Cinsel istek; biyolojik ve zihinsel sürecin bir sonucudur. Nörofizyolojik ve ruhsal süreçler ile endokrin sistem tarafından oluşturulan bir motivasyon kaynağı ve içgüdüsel bir durumdur.
Cinsel isteksizlik; bayanlarda erkeklerden daha sık görülen, muhakkak bir eşe ve sevişme biçimine karşı, çabucak her vakit kaçınma davranışının eşlik ettiği bir cinsel fonksiyon bozukluğudur. Eşin cinsel istek ve talepleri olduğunda isteksizlik daha da artar. Bayanlarda duygusal eksikliğe ve cinsel doyum yaşanmamasına reaksiyon olarak ya da pasif bir dirençle iğrenme nedeniyle, erkekler ise başarısızlık korkusu üzere nedenlerle cinsellikten uzak durur. Eşin isteği, sert bir tavırla geri çevrilebilir, sabredilerek katlanılabilir ya da cinsellikten kaçışla sonuçlanabilir.
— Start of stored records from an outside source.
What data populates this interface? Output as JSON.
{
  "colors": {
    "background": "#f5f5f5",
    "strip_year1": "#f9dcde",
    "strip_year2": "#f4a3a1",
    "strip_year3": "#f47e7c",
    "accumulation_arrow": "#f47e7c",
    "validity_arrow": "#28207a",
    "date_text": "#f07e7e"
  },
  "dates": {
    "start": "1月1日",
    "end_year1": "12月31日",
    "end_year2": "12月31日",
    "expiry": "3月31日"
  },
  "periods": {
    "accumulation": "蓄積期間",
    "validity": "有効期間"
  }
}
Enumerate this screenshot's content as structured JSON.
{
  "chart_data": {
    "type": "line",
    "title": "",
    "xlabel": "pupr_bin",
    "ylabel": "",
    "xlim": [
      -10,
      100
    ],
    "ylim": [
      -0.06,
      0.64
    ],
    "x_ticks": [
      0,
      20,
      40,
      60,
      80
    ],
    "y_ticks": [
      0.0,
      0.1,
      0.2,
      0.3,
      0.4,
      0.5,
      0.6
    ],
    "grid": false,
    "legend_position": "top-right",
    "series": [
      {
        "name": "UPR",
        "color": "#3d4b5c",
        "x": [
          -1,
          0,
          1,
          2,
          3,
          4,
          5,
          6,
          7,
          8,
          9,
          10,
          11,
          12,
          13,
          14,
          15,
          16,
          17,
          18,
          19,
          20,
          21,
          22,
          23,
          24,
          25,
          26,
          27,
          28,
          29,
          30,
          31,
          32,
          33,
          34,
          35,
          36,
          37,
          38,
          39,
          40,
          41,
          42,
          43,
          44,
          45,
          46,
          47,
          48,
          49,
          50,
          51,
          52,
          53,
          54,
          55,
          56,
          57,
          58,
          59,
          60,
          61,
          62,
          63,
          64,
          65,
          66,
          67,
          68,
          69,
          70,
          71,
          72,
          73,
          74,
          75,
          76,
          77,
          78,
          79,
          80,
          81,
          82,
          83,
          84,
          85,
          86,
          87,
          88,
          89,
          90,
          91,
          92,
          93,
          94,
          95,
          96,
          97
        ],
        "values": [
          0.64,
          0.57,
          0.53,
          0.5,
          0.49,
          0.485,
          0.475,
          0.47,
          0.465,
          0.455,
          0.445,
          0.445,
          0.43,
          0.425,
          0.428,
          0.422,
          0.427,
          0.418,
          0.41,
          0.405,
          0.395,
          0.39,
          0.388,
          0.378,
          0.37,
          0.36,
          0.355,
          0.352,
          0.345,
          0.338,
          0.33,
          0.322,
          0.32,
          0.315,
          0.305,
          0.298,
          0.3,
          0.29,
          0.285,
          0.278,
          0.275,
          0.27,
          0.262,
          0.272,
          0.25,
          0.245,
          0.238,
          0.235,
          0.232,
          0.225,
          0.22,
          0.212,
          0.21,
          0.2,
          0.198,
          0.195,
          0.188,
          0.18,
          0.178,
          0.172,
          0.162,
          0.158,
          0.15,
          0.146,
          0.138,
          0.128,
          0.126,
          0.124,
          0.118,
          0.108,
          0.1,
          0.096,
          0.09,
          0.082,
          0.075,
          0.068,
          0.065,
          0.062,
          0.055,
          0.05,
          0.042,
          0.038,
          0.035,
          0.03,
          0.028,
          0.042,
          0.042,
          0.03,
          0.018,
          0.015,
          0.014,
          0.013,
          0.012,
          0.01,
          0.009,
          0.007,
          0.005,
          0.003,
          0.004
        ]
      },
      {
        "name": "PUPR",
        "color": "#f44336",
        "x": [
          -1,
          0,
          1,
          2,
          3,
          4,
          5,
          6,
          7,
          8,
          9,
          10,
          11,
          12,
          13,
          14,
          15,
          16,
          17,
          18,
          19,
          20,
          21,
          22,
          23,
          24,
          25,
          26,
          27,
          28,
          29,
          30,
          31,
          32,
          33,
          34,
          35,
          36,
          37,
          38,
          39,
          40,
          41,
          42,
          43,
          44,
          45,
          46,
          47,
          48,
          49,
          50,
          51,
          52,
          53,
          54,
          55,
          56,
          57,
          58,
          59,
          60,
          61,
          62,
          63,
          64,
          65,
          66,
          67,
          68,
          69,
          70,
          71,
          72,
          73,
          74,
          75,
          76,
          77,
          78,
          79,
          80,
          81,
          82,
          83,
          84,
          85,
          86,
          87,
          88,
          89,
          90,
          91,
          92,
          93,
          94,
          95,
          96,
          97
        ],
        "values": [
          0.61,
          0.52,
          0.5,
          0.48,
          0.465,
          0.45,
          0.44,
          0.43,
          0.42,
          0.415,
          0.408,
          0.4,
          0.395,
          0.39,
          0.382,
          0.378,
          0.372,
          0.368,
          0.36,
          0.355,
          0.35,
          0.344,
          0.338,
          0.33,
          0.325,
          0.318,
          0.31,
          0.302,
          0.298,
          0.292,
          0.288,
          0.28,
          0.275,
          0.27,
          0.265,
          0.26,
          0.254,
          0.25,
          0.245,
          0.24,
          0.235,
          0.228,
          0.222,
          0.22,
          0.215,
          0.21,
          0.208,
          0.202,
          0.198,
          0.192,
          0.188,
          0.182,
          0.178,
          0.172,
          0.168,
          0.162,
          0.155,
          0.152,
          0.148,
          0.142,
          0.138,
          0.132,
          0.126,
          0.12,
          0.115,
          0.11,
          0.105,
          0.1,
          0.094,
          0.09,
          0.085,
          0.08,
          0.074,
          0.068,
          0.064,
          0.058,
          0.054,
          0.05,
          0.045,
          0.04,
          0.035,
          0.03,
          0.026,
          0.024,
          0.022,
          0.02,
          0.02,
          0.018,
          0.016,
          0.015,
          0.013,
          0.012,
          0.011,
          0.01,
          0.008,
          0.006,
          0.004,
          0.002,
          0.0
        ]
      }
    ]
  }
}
Cinsel hayatın başından beri olabileceği üzere (bu şahıslarda cinsel düşlem, mastürbasyon isteği de az ya da yoktur) sonradan da cinsel isteksizlik ortaya çıkabilir. Sonradan gelişmiş olan cinsel isteksizlik; cinsel bilgi ve tecrübe yetersizliği, birinci gece korkusu, eşe yetemeyeceği niyeti, çocuk olması niyeti, çocuk doğduktan sonraki süreç, alaka sıkıntılarına paralel, kendisi yahut eşin gerilimli ömür olayları, menapoz üzere nedenlere bağlı olabilir.
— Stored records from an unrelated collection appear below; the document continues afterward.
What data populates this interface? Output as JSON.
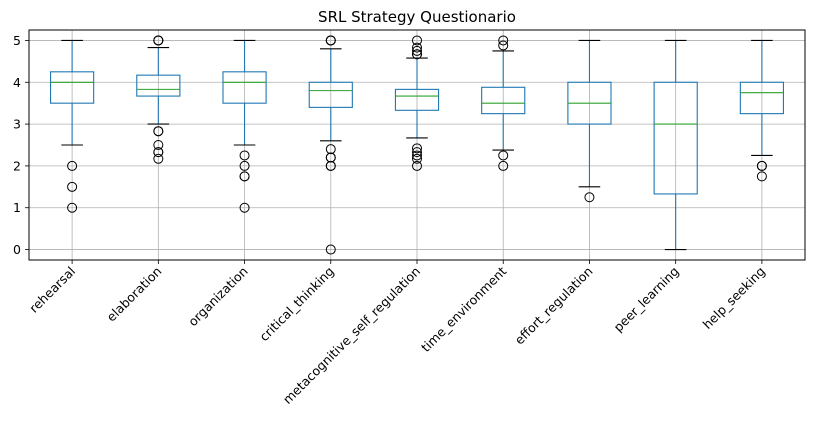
{
  "chart_data": {
    "type": "box",
    "title": "SRL Strategy Questionario",
    "xlabel": "",
    "ylabel": "",
    "ylim": [
      -0.25,
      5.25
    ],
    "yticks": [
      0,
      1,
      2,
      3,
      4,
      5
    ],
    "grid": true,
    "categories": [
      "rehearsal",
      "elaboration",
      "organization",
      "critical_thinking",
      "metacognitive_self_regulation",
      "time_environment",
      "effort_regulation",
      "peer_learning",
      "help_seeking"
    ],
    "boxes": [
      {
        "whisker_low": 2.5,
        "q1": 3.5,
        "median": 4.0,
        "q3": 4.25,
        "whisker_high": 5.0,
        "outliers": [
          2.0,
          1.5,
          1.0
        ]
      },
      {
        "whisker_low": 3.0,
        "q1": 3.67,
        "median": 3.83,
        "q3": 4.17,
        "whisker_high": 4.83,
        "outliers": [
          2.83,
          2.83,
          2.5,
          2.33,
          2.33,
          2.17,
          5.0,
          5.0,
          5.0
        ]
      },
      {
        "whisker_low": 2.5,
        "q1": 3.5,
        "median": 4.0,
        "q3": 4.25,
        "whisker_high": 5.0,
        "outliers": [
          2.25,
          2.0,
          1.75,
          1.75,
          1.0
        ]
      },
      {
        "whisker_low": 2.6,
        "q1": 3.4,
        "median": 3.8,
        "q3": 4.0,
        "whisker_high": 4.8,
        "outliers": [
          5.0,
          5.0,
          5.0,
          2.4,
          2.2,
          2.2,
          2.0,
          2.0,
          0.0
        ]
      },
      {
        "whisker_low": 2.67,
        "q1": 3.33,
        "median": 3.67,
        "q3": 3.83,
        "whisker_high": 4.58,
        "outliers": [
          5.0,
          4.83,
          4.75,
          4.67,
          4.67,
          2.42,
          2.33,
          2.25,
          2.17,
          2.0
        ]
      },
      {
        "whisker_low": 2.38,
        "q1": 3.25,
        "median": 3.5,
        "q3": 3.88,
        "whisker_high": 4.75,
        "outliers": [
          5.0,
          4.88,
          2.25,
          2.0
        ]
      },
      {
        "whisker_low": 1.5,
        "q1": 3.0,
        "median": 3.5,
        "q3": 4.0,
        "whisker_high": 5.0,
        "outliers": [
          1.25
        ]
      },
      {
        "whisker_low": 0.0,
        "q1": 1.33,
        "median": 3.0,
        "q3": 4.0,
        "whisker_high": 5.0,
        "outliers": []
      },
      {
        "whisker_low": 2.25,
        "q1": 3.25,
        "median": 3.75,
        "q3": 4.0,
        "whisker_high": 5.0,
        "outliers": [
          2.0,
          2.0,
          1.75
        ]
      }
    ],
    "colors": {
      "box": "#1f77b4",
      "median": "#2ca02c",
      "grid": "#b0b0b0",
      "outlier": "#000000"
    }
  }
}
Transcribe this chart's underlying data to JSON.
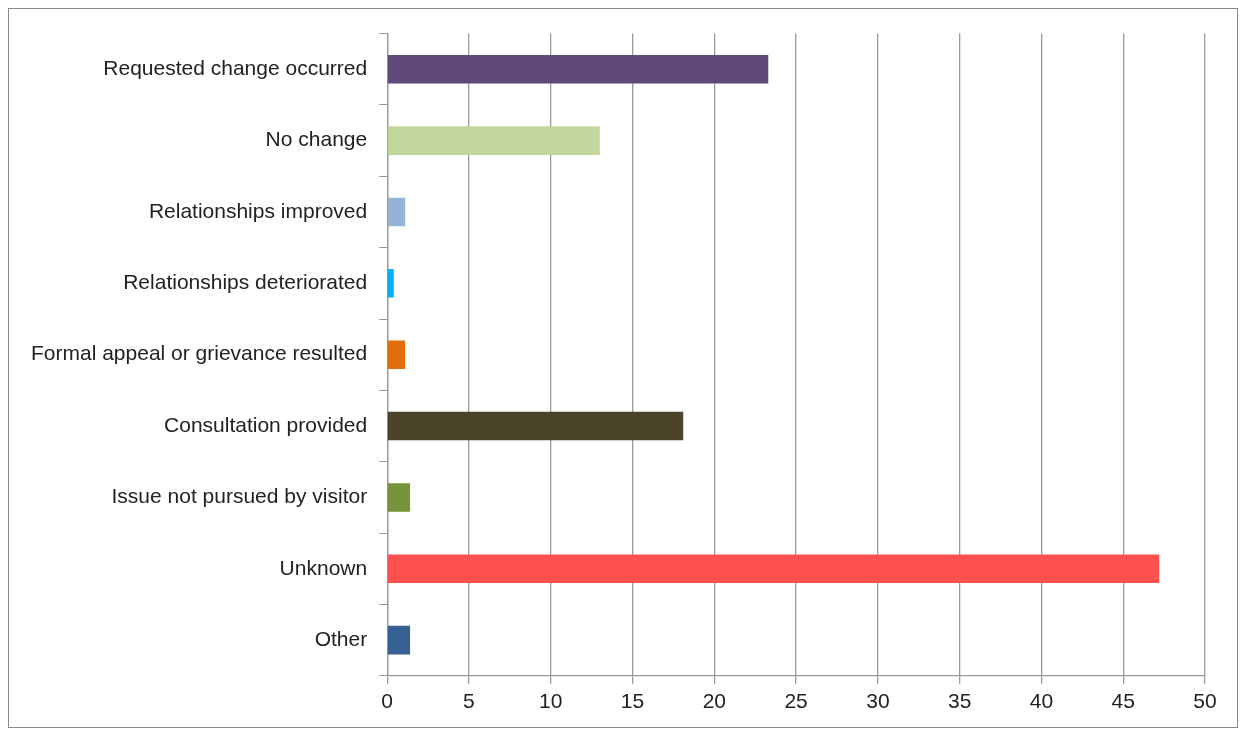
{
  "chart_data": {
    "type": "bar",
    "orientation": "horizontal",
    "categories": [
      "Requested change occurred",
      "No change",
      "Relationships improved",
      "Relationships deteriorated",
      "Formal appeal or grievance resulted",
      "Consultation provided",
      "Issue not pursued by visitor",
      "Unknown",
      "Other"
    ],
    "values": [
      23.3,
      13,
      1.1,
      0.4,
      1.1,
      18.1,
      1.4,
      47.2,
      1.4
    ],
    "colors": [
      "#604a7b",
      "#c3d69b",
      "#95b3d7",
      "#00b0f0",
      "#e46c0a",
      "#4a452a",
      "#77933c",
      "#ff5050",
      "#366092"
    ],
    "xlim": [
      0,
      50
    ],
    "xticks": [
      0,
      5,
      10,
      15,
      20,
      25,
      30,
      35,
      40,
      45,
      50
    ],
    "grid": "x",
    "legend": false
  }
}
Cinsel isteksizlik, cinsel ömrün başından beri varsa öncelikli olarak tıbbi nedenler (kronik fizikî ve ruhsal hastalıklar) ve daima kullanılan ilaçlar araştırılmalıdır. Sonradan ortaya çıkan cinsel isteksizlikte ise eş alakasında bozulma ön plandadır. Cinsel isteksizlik değerlendirmesinde tek başına eş ile olan durum değil, kişinin tabiatıyla gelen fantezi, mastürbasyon sıklığı, farklı kadın/erkekleri alımlı bulup bulmadığı dikkate alınmalıdır.
Görüldüğü üzere cinsel isteksizlik birçok faktörden ortaya çıkabilen, durumsal olabilen, altta yatan bir neden olduğunda çarçabuk geri dönebilen, tahlil üretilebilen bir fonksiyon bozukluğudur.